Lanchester's laws are mathematical formulae for calculating the relative strengths of a predator–prey pair, originally devised to analyse relative strengths of military forces.
The Lanchester equations are differential equations describing the time dependence of two armies' strengths A and B as a function of time, with the function depending only on A and B.
In 1916, during World War I, Frederick Lanchester devised a series of differential equations to demonstrate the power relationships between opposing forces. Among these are what is known as Lanchester's Linear Law (for ancient combat) and Lanchester's Square Law (for modern combat with long-range weapons such as firearms).

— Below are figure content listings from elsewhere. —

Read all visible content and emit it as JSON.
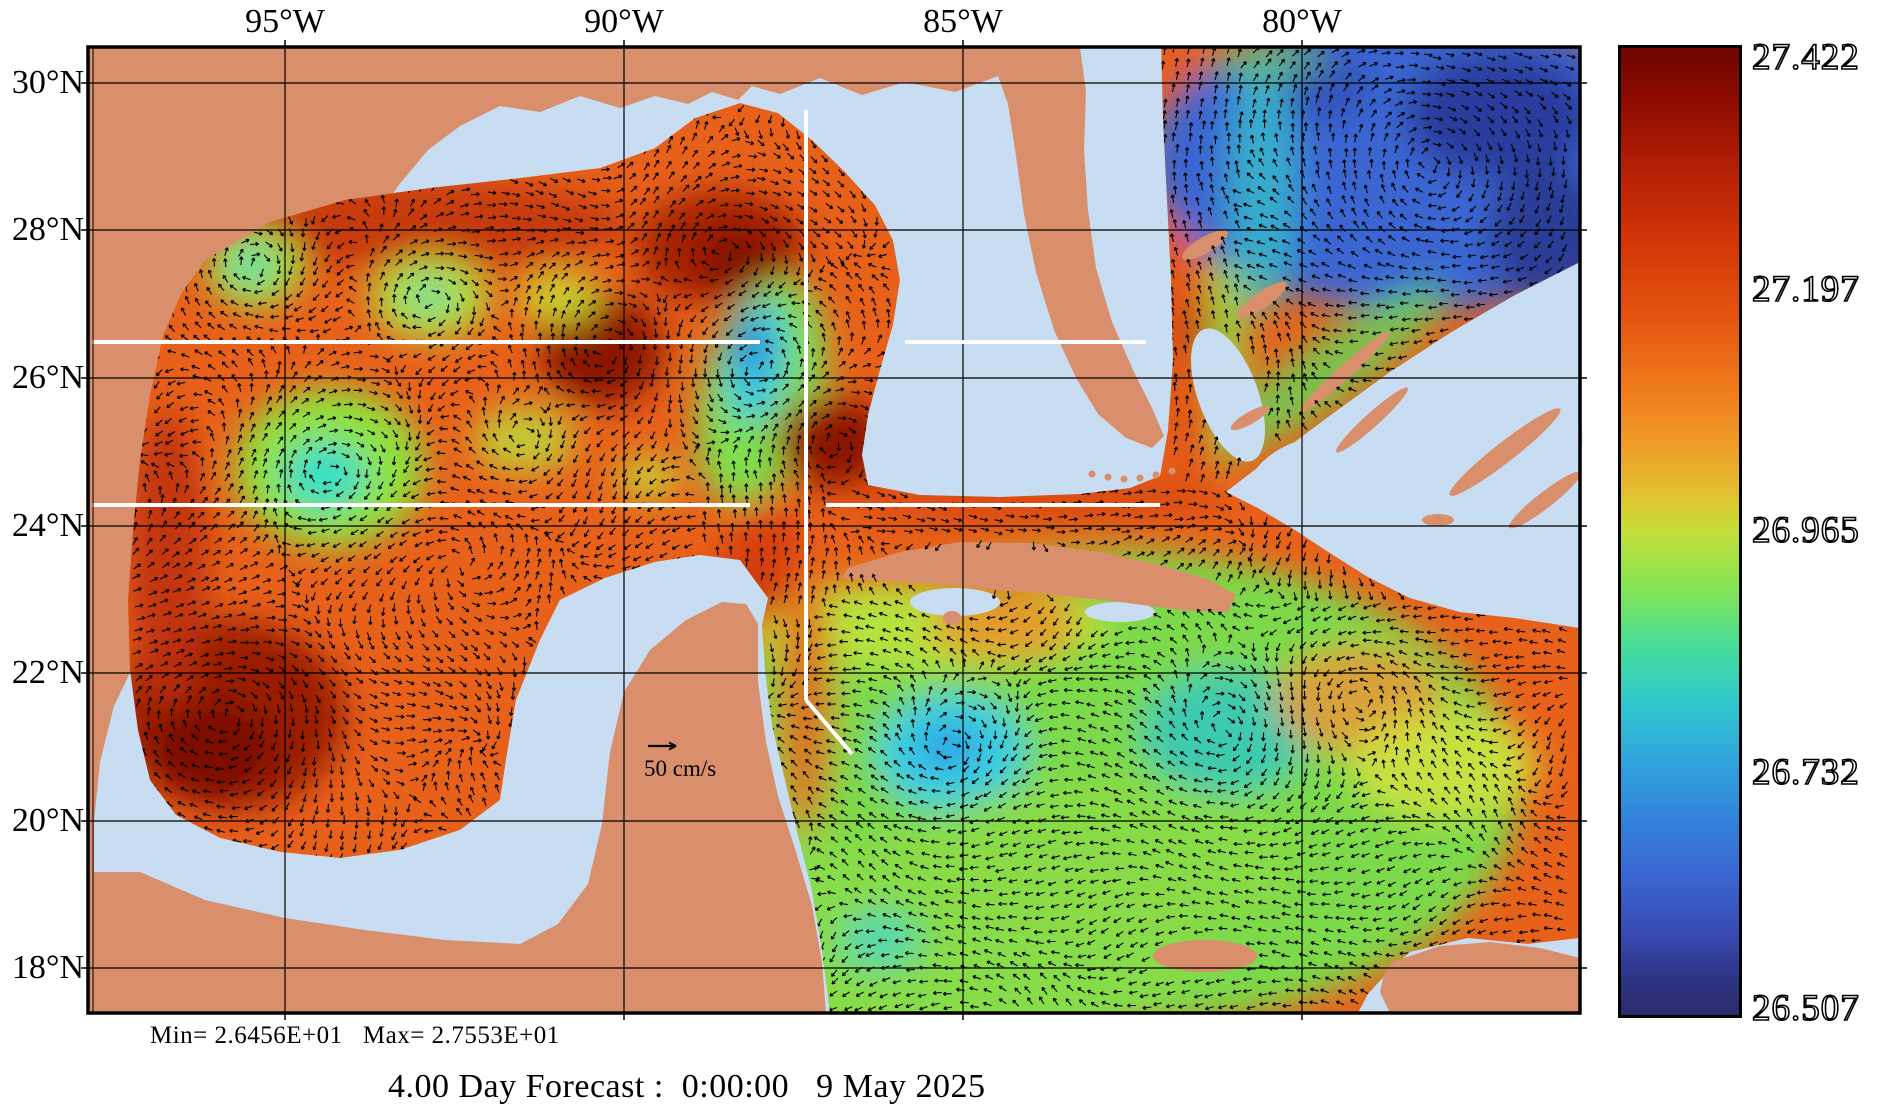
{
  "title": "4.00 Day Forecast :  0:00:00   9 May 2025",
  "stats": "Min= 2.6456E+01   Max= 2.7553E+01",
  "scale_label": "50 cm/s",
  "axes": {
    "lon": [
      "95°W",
      "90°W",
      "85°W",
      "80°W"
    ],
    "lat": [
      "30°N",
      "28°N",
      "26°N",
      "24°N",
      "22°N",
      "20°N",
      "18°N"
    ]
  },
  "colorbar": {
    "ticks": [
      "27.422",
      "27.197",
      "26.965",
      "26.732",
      "26.507"
    ]
  },
  "colors": {
    "land": "#D98F6C",
    "water": "#C8DDF1",
    "field_base": "#E8611B",
    "arrow": "#000000",
    "grid": "#000000",
    "frame": "#000000",
    "white_line": "#FFFFFF",
    "colorbar_stops": [
      [
        "0%",
        "#6E0502"
      ],
      [
        "5%",
        "#8C0B02"
      ],
      [
        "12%",
        "#B21D04"
      ],
      [
        "20%",
        "#D23607"
      ],
      [
        "28%",
        "#E55511"
      ],
      [
        "35%",
        "#EF7A1C"
      ],
      [
        "41%",
        "#F09C28"
      ],
      [
        "46%",
        "#E3C030"
      ],
      [
        "50%",
        "#C4DF38"
      ],
      [
        "56%",
        "#84E455"
      ],
      [
        "62%",
        "#45DC9C"
      ],
      [
        "68%",
        "#30C6CF"
      ],
      [
        "74%",
        "#2FA3DC"
      ],
      [
        "80%",
        "#3381DC"
      ],
      [
        "86%",
        "#3A64D0"
      ],
      [
        "92%",
        "#3948B0"
      ],
      [
        "96%",
        "#2F3585"
      ],
      [
        "100%",
        "#2A2B6B"
      ]
    ]
  },
  "chart_data": {
    "type": "heatmap",
    "title": "4.00 Day Forecast :  0:00:00   9 May 2025",
    "x_ticks": [
      "95°W",
      "90°W",
      "85°W",
      "80°W"
    ],
    "y_ticks": [
      "30°N",
      "28°N",
      "26°N",
      "24°N",
      "22°N",
      "20°N",
      "18°N"
    ],
    "xlim": [
      "98°W",
      "76°W"
    ],
    "ylim": [
      "17.4°N",
      "30.5°N"
    ],
    "colorbar_tick_values": [
      27.422,
      27.197,
      26.965,
      26.732,
      26.507
    ],
    "colorbar_range": [
      26.507,
      27.422
    ],
    "field_min": 26.456,
    "field_max": 27.553,
    "min_label": "Min= 2.6456E+01",
    "max_label": "Max= 2.7553E+01",
    "overlay": "current velocity vector field",
    "vector_reference": "50 cm/s",
    "grid": true,
    "legend_position": "right-colorbar"
  }
}
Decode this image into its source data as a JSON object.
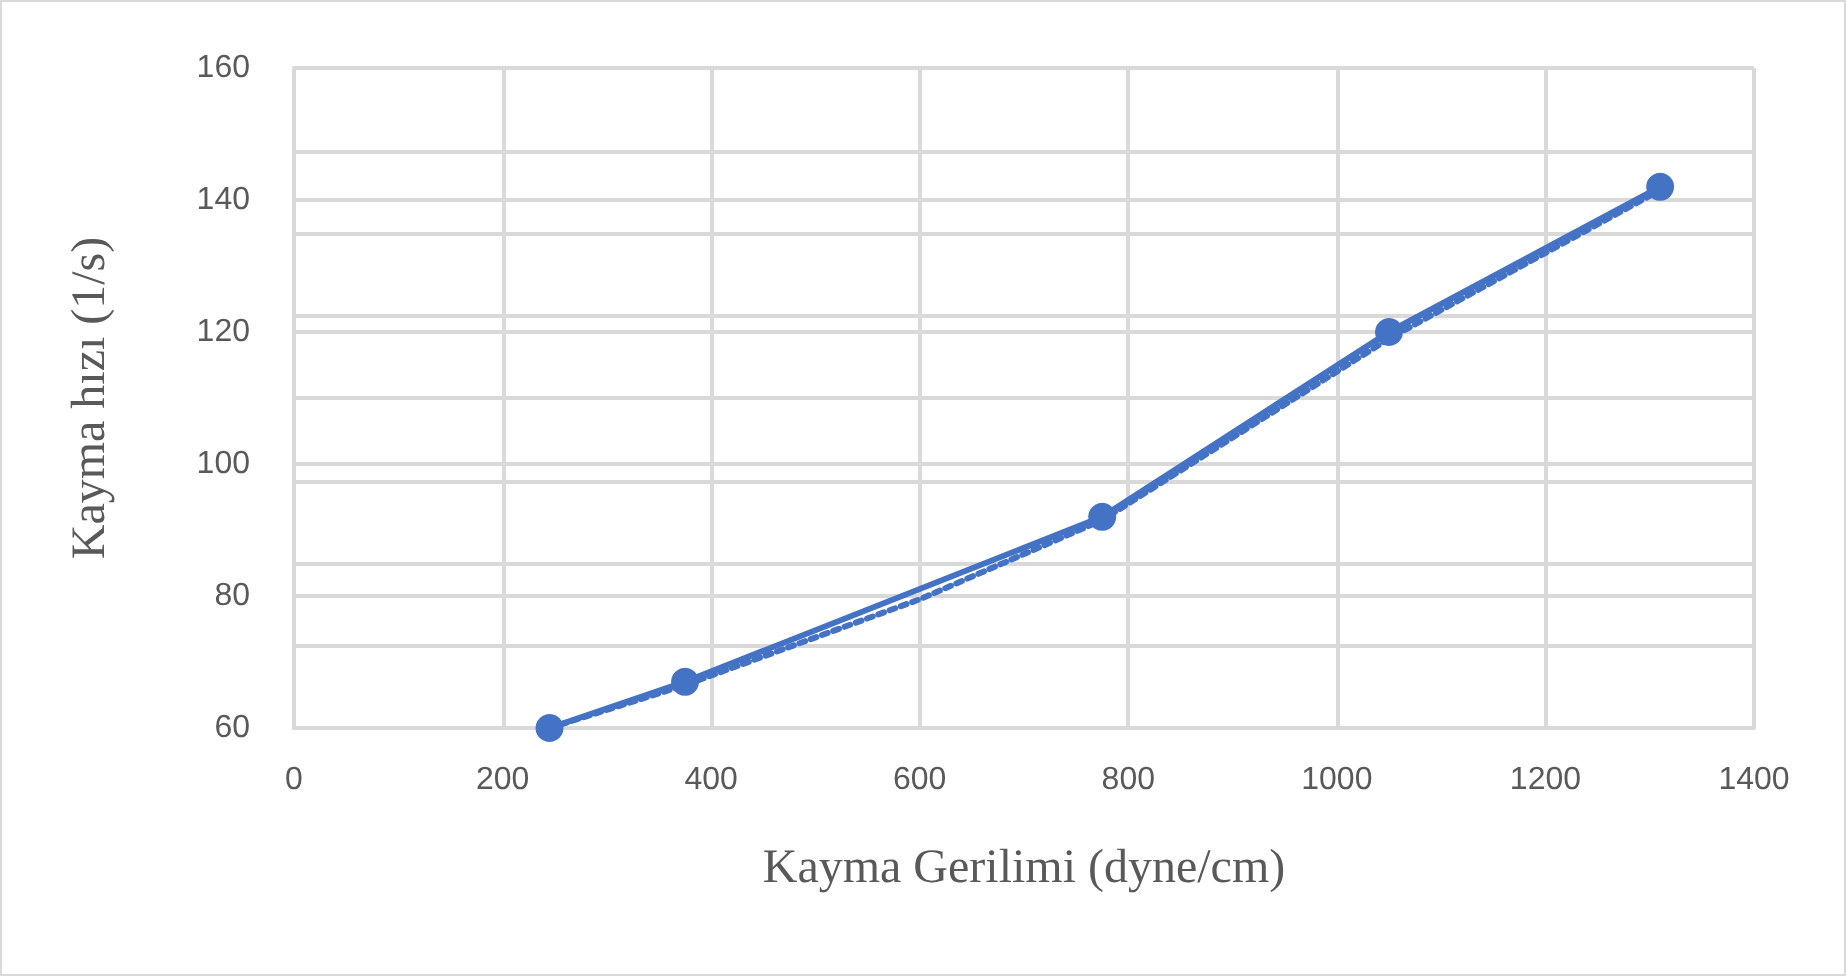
{
  "chart_data": {
    "type": "line",
    "xlabel": "Kayma Gerilimi (dyne/cm)",
    "ylabel": "Kayma hızı (1/s)",
    "x": [
      245,
      375,
      775,
      1050,
      1310
    ],
    "series": [
      {
        "color": "#4472c4",
        "values": [
          60,
          67,
          92,
          120,
          142
        ],
        "marker": "circle",
        "line_style": "solid"
      },
      {
        "type": "line",
        "color": "#4472c4",
        "x": [
          245,
          375,
          600,
          775,
          1050,
          1310
        ],
        "values": [
          60,
          66.5,
          79.5,
          91.5,
          119,
          141.5
        ],
        "marker": "none",
        "line_style": "dotted"
      }
    ],
    "xlim": [
      0,
      1400
    ],
    "xticks": [
      0,
      200,
      400,
      600,
      800,
      1000,
      1200,
      1400
    ],
    "ylim": [
      60,
      160
    ],
    "yticks": [
      60,
      {
        "value": 72.5,
        "label": null
      },
      80,
      {
        "value": 85,
        "label": null
      },
      {
        "value": 97.5,
        "label": null
      },
      100,
      {
        "value": 110,
        "label": null
      },
      120,
      {
        "value": 122.5,
        "label": null
      },
      {
        "value": 135,
        "label": null
      },
      140,
      {
        "value": 147.5,
        "label": null
      },
      160
    ],
    "grid": true
  }
}
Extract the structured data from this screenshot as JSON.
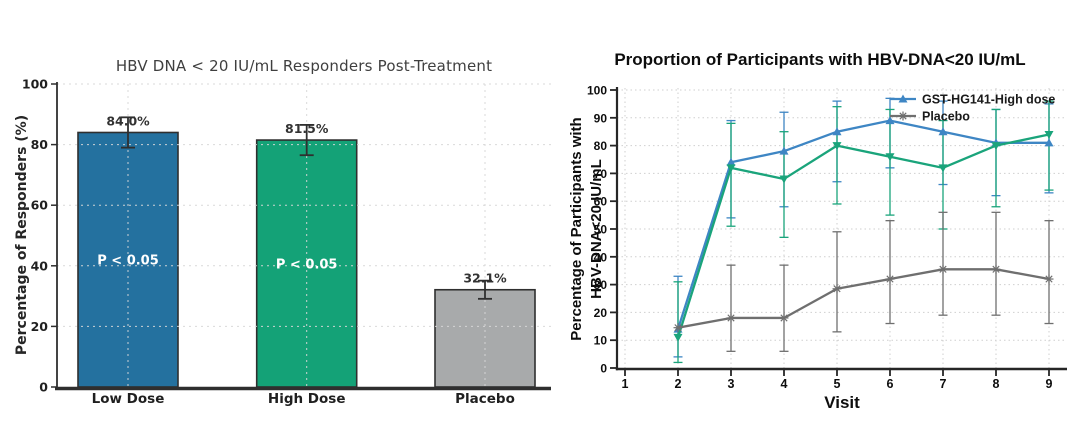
{
  "chart_data": [
    {
      "type": "bar",
      "title": "HBV DNA < 20 IU/mL Responders Post-Treatment",
      "ylabel": "Percentage of Responders (%)",
      "xlabel": "",
      "categories": [
        "Low Dose",
        "High Dose",
        "Placebo"
      ],
      "values": [
        84.0,
        81.5,
        32.1
      ],
      "value_labels": [
        "84.0%",
        "81.5%",
        "32.1%"
      ],
      "error_up": [
        5,
        5,
        3
      ],
      "error_down": [
        5,
        5,
        3
      ],
      "annotations": [
        "P < 0.05",
        "P < 0.05",
        null
      ],
      "bar_colors": [
        "#24719f",
        "#14a277",
        "#a8aaab"
      ],
      "edge_color": "#2f2f2f",
      "error_color": "#2f2f2f",
      "grid_color": "#d7d7d7",
      "ylim": [
        0,
        100
      ],
      "yticks": [
        0,
        20,
        40,
        60,
        80,
        100
      ],
      "grid": true,
      "legend_position": "none"
    },
    {
      "type": "line",
      "title": "Proportion of Participants with HBV-DNA<20 IU/mL",
      "ylabel_lines": [
        "Percentage of Participants with",
        "HBV-DNA<20 IU/mL"
      ],
      "xlabel": "Visit",
      "x": [
        2,
        3,
        4,
        5,
        6,
        7,
        8,
        9
      ],
      "xticks": [
        1,
        2,
        3,
        4,
        5,
        6,
        7,
        8,
        9
      ],
      "ylim": [
        0,
        100
      ],
      "yticks": [
        0,
        10,
        20,
        30,
        40,
        50,
        60,
        70,
        80,
        90,
        100
      ],
      "grid": true,
      "legend_position": "upper-right-inside",
      "legend": [
        "GST-HG141-High dose",
        "Placebo"
      ],
      "series": [
        {
          "name": "GST-HG141-High dose",
          "color": "#3e86c4",
          "marker": "triangle-up",
          "in_legend": true,
          "values": [
            14,
            74,
            78,
            85,
            89,
            85,
            81,
            81
          ],
          "upper": [
            33,
            89,
            92,
            96,
            97,
            96,
            93,
            95
          ],
          "lower": [
            4,
            54,
            58,
            67,
            72,
            66,
            62,
            63
          ]
        },
        {
          "name": "unlabeled-green-series",
          "color": "#1aa47b",
          "marker": "triangle-down",
          "in_legend": false,
          "values": [
            11,
            72,
            68,
            80,
            76,
            72,
            80,
            84
          ],
          "upper": [
            31,
            88,
            85,
            94,
            93,
            89,
            93,
            96
          ],
          "lower": [
            2,
            51,
            47,
            59,
            55,
            50,
            58,
            64
          ]
        },
        {
          "name": "Placebo",
          "color": "#6f6f6f",
          "marker": "asterisk",
          "in_legend": true,
          "values": [
            14.5,
            18,
            18,
            28.5,
            32,
            35.5,
            35.5,
            32
          ],
          "upper": [
            null,
            37,
            37,
            49,
            53,
            56,
            56,
            53
          ],
          "lower": [
            null,
            6,
            6,
            13,
            16,
            19,
            19,
            16
          ]
        }
      ]
    }
  ]
}
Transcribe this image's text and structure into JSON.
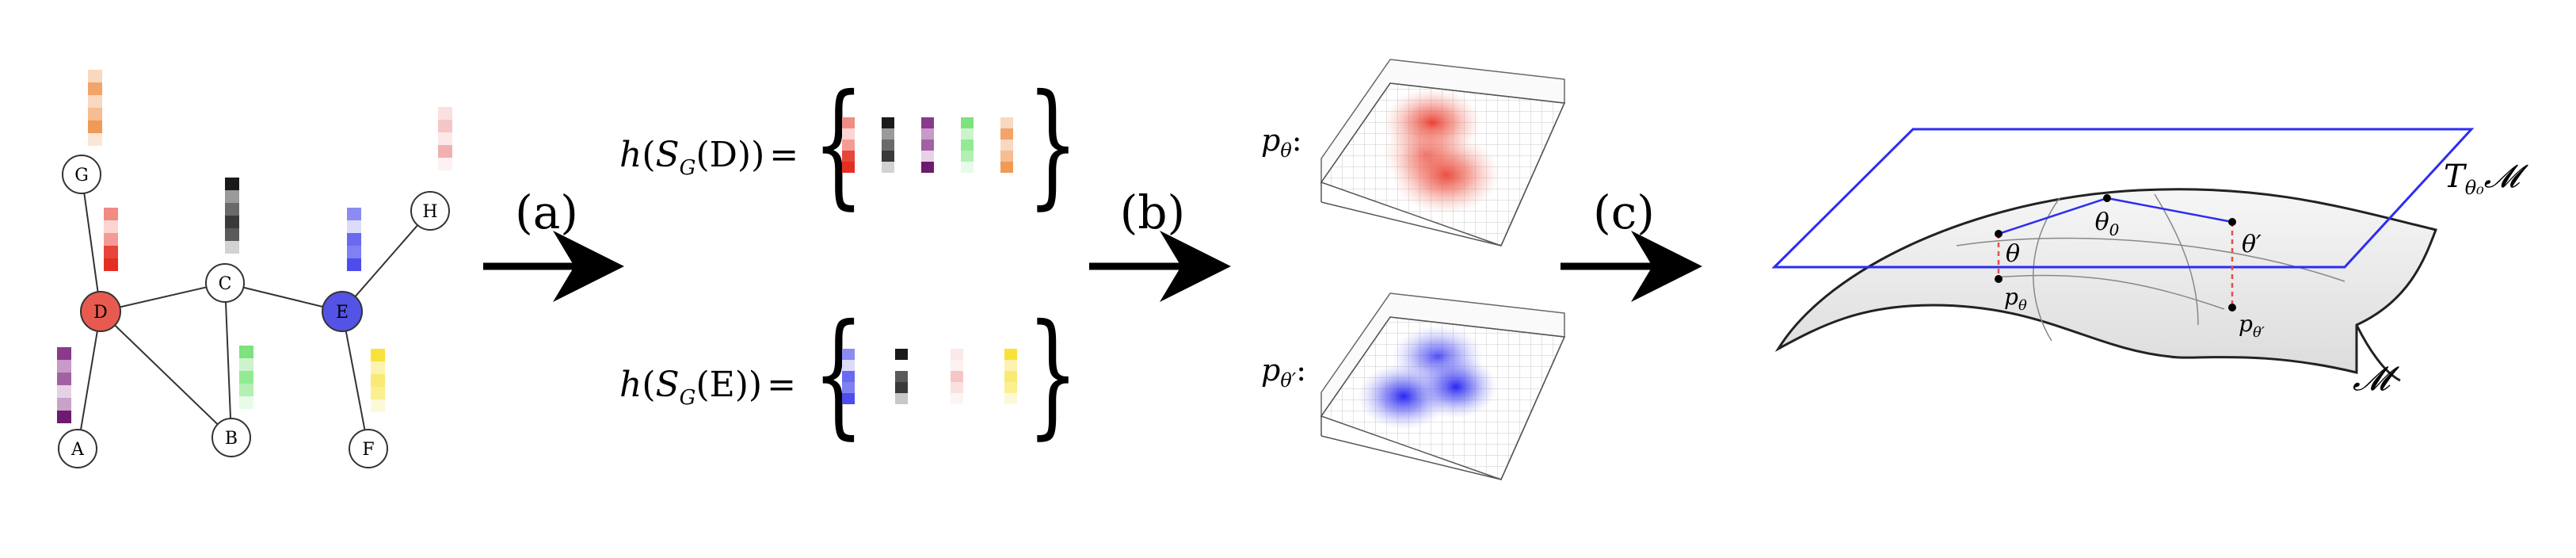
{
  "graph": {
    "nodes": [
      {
        "id": "G",
        "label": "G"
      },
      {
        "id": "D",
        "label": "D"
      },
      {
        "id": "C",
        "label": "C"
      },
      {
        "id": "E",
        "label": "E"
      },
      {
        "id": "H",
        "label": "H"
      },
      {
        "id": "A",
        "label": "A"
      },
      {
        "id": "B",
        "label": "B"
      },
      {
        "id": "F",
        "label": "F"
      }
    ]
  },
  "steps": {
    "a": "(a)",
    "b": "(b)",
    "c": "(c)"
  },
  "sets": {
    "d": {
      "func": "h",
      "set_symbol": "S",
      "set_subscript": "G",
      "arg": "(D)"
    },
    "e": {
      "func": "h",
      "set_symbol": "S",
      "set_subscript": "G",
      "arg": "(E)"
    },
    "equals": "=",
    "brace_left": "{",
    "brace_right": "}"
  },
  "distributions": {
    "p_theta": {
      "base": "p",
      "sub": "θ",
      "suffix": ":"
    },
    "p_theta_prime": {
      "base": "p",
      "sub": "θ′",
      "suffix": ":"
    },
    "colors": {
      "red": "#e84d3d",
      "blue": "#3a3ae6"
    }
  },
  "manifold": {
    "tangent_label": {
      "base": "T",
      "sub": "θ₀",
      "space": "𝓜"
    },
    "manifold_label": "𝓜",
    "theta0": {
      "base": "θ",
      "sub": "0"
    },
    "theta": "θ",
    "theta_prime": "θ′",
    "p_theta": {
      "base": "p",
      "sub": "θ"
    },
    "p_theta_prime": {
      "base": "p",
      "sub": "θ′"
    },
    "colors": {
      "plane": "#2d2df0",
      "dashed": "#e0504a",
      "surface": "#ececec"
    }
  },
  "colors": {
    "node_D": "#e85a4f",
    "node_E": "#5353e6"
  }
}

For ancient combat, between phalanxes of soldiers with spears, say, one soldier could only ever fight exactly one other soldier at a time. If each soldier kills, and is killed by, exactly one other, then the number of soldiers remaining at the end of the battle is simply the difference between the larger army and the smaller, assuming identical weapons.
The linear law also applies to unaimed fire into an enemy-occupied area. The rate of attrition depends on the density of the available targets in the target area as well as the number of weapons shooting. If two forces, occupying the same land area and using the same weapons, shoot randomly into the same target area, they will both suffer the same rate and number of casualties, until the smaller force is eventually eliminated: the greater probability of any one shot hitting the larger force is balanced by the greater number of shots directed at the smaller force.
With firearms engaging each other directly with aimed shooting from a distance, they can attack multiple targets and can receive fire from multiple directions. The rate of attrition now depends only on the number of weapons shooting. Lanchester determined that the power of such a force is proportional not to the number of units it has, but to the square of the number of units. This is known as Lanchester's square law.
More precisely, the law specifies the casualties a shooting force will inflict over a period of time, relative to those inflicted by the opposing force. In its basic form, the law is only useful to predict outcomes and casualties by attrition. It does not apply to whole armies, where tactical deployment means not all troops will be engaged all the time. It only works where each unit (soldier, ship, etc.) can kill only one equivalent unit at a time. For this reason, the law does not apply to machine guns, artillery, or nuclear weapons. The law requires an assumption that casualties increase over time: it does not work in situations in which opposing troops kill each other instantly, either by shooting simultaneously or by one side getting off the first shot and inflicting multiple casualties.